Albertim não recorre a esses antigos, nem cuida de sua cultura gastronômica - coisas como dizia o pai da medicina 2.500 anos atrás: "Que o vosso alimento seja o vosso primeiro medicamento", ou "O homem é aquilo que come", na expressão do gastrosófico revolucionário alemão Ludwig Feuerbach no século 19. O jornalista e antropólogo pernambucano aplica um molho nordestino na entrada e o resultado é inovador, dando um sabor atual a tradições culinárias coletadas por gigantes da cultura regional, como Gilberto Freyre e Câmara Cascudo.

O jovem estudioso pernambucano tem sua receita própria e se propôs a explicar de que forma a comida participa do senso de identidade de um povo, contribui para noções de pertencimento e dá fundamento ao cotidiano. É difícil imaginar quantos intelectuais brasileiros de nossos dias teriam coragem de enfrentar esse desafio, mas Albertim não apenas foi capaz como torna perfeitamente digerível a sua receita: "Quando propusemos esse projeto, percebemos que a literatura antropológica sobre a alimentação no Nordeste e no Brasil estava um tanto descompassada com o contemporâneo e recebia pouca atenção e investimento. Desde o início, sabíamos da impossibilidade de cobrir a região inteira, então demos um recorte em alguns locais mais simbólicos. Localizei personagens, homens e mulheres que são referências em suas comunidades no tocante a esses fazeres culinários, e busquei compreender como eles reproduzem esses saberes e afetam seu entorno".

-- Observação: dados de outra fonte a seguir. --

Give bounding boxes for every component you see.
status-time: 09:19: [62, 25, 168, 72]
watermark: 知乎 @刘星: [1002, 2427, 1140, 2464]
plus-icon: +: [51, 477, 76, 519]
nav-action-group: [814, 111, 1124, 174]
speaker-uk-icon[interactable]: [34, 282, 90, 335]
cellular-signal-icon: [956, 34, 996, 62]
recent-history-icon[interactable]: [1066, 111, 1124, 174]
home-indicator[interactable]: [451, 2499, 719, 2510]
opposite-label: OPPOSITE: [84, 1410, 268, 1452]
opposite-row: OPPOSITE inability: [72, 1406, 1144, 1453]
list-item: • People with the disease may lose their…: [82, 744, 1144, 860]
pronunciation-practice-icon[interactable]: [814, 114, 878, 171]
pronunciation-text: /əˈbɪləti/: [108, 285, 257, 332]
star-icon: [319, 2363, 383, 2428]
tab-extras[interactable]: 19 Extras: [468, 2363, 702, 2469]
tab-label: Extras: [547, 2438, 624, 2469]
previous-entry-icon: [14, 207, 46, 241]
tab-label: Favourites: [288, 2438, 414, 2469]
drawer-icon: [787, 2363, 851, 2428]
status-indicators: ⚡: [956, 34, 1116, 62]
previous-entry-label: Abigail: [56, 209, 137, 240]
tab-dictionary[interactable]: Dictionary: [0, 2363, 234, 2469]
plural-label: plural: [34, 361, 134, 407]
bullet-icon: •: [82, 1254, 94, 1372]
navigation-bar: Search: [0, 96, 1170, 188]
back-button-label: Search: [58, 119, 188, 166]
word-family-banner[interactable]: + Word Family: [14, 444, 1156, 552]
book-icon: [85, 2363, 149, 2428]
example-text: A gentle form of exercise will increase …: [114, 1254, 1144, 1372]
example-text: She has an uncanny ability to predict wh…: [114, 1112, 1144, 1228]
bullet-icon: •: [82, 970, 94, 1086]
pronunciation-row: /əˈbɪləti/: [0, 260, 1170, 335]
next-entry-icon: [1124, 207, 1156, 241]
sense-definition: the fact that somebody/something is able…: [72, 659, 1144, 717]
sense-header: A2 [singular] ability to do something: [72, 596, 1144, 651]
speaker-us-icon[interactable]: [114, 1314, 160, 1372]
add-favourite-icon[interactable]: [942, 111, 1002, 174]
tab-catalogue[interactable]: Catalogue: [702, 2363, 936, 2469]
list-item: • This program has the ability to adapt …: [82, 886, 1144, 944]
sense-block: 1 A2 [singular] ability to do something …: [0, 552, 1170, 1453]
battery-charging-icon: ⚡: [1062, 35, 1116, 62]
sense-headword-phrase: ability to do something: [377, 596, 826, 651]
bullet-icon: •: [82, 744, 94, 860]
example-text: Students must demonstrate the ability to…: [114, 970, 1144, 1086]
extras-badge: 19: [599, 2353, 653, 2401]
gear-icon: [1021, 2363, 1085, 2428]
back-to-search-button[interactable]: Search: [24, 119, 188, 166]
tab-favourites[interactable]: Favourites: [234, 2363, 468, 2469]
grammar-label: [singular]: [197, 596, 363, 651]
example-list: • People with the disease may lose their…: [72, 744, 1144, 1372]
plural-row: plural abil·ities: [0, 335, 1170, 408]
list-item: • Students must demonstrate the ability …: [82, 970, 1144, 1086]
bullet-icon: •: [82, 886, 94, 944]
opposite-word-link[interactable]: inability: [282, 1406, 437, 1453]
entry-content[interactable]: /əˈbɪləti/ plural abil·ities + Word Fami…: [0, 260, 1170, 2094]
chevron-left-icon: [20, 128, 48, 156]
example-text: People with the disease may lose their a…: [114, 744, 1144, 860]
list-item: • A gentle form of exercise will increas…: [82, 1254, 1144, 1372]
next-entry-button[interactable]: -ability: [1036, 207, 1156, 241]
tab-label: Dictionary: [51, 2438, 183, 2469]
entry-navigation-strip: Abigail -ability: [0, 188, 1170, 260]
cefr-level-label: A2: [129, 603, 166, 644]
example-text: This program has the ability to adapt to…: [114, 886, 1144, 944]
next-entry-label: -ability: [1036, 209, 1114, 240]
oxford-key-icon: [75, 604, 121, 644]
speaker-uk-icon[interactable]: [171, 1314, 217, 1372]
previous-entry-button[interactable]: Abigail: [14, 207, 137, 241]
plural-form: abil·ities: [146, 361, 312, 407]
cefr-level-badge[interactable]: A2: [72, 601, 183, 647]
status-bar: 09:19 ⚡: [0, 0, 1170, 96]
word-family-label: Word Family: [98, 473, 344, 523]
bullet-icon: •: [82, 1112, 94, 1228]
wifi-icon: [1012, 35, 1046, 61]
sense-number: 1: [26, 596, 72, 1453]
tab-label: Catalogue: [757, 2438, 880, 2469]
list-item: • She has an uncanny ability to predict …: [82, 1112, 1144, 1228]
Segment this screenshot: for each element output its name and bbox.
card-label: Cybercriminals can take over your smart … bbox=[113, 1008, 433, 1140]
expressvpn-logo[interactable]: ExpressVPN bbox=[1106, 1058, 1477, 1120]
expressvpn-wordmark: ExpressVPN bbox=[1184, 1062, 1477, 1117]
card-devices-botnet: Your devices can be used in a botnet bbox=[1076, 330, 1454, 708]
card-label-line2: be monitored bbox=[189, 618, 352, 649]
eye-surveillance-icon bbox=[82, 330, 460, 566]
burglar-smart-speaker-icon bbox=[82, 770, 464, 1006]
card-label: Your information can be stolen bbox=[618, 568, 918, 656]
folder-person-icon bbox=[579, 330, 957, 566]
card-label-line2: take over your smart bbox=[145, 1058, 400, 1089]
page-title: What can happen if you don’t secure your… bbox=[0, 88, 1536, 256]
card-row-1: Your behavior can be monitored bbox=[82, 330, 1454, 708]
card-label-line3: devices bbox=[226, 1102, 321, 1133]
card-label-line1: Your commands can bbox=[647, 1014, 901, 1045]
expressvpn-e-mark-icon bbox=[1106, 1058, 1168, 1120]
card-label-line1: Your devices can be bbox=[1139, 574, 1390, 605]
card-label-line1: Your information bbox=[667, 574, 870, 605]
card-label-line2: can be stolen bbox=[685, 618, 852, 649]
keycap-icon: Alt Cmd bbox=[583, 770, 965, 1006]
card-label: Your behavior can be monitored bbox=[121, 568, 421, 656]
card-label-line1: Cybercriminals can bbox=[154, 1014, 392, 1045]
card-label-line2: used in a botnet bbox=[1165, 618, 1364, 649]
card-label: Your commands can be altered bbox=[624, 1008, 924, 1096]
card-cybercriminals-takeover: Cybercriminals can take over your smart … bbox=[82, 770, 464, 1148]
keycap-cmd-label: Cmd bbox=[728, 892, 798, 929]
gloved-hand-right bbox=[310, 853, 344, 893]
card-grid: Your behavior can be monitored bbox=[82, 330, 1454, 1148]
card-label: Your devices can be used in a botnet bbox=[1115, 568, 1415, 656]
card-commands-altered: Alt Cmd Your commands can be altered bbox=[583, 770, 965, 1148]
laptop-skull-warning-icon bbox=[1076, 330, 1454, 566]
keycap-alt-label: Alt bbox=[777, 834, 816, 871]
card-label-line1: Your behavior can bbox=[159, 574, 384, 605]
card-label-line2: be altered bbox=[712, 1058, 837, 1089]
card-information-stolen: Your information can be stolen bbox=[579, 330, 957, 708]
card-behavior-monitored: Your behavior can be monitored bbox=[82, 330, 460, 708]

Esse trabalho já passou pela leitura cuidadosa de alguns profissionais de imprensa, como o diretor de redação deste jornal, Laurindo Ferreira, que faz uma resenha a ser partilhada com outros leitores da obra que celebra: "A gente propiciou um marco na história do Esso, que foi trazer para o Nordeste um prêmio cujo enfoque sai da denúncia política e social, atraindo para uma discussão antropológica, do ponto de vista da gastronomia nordestina. Ele nasce como um projeto já dividido entre o jornalismo e a ciência. O lançamento desse livro para nós é de uma importância muito grande porque une duas marcas institucionalmente fortes, que se juntam naquilo que têm de melhor: produzir conteúdo jornalístico e saber, ciência."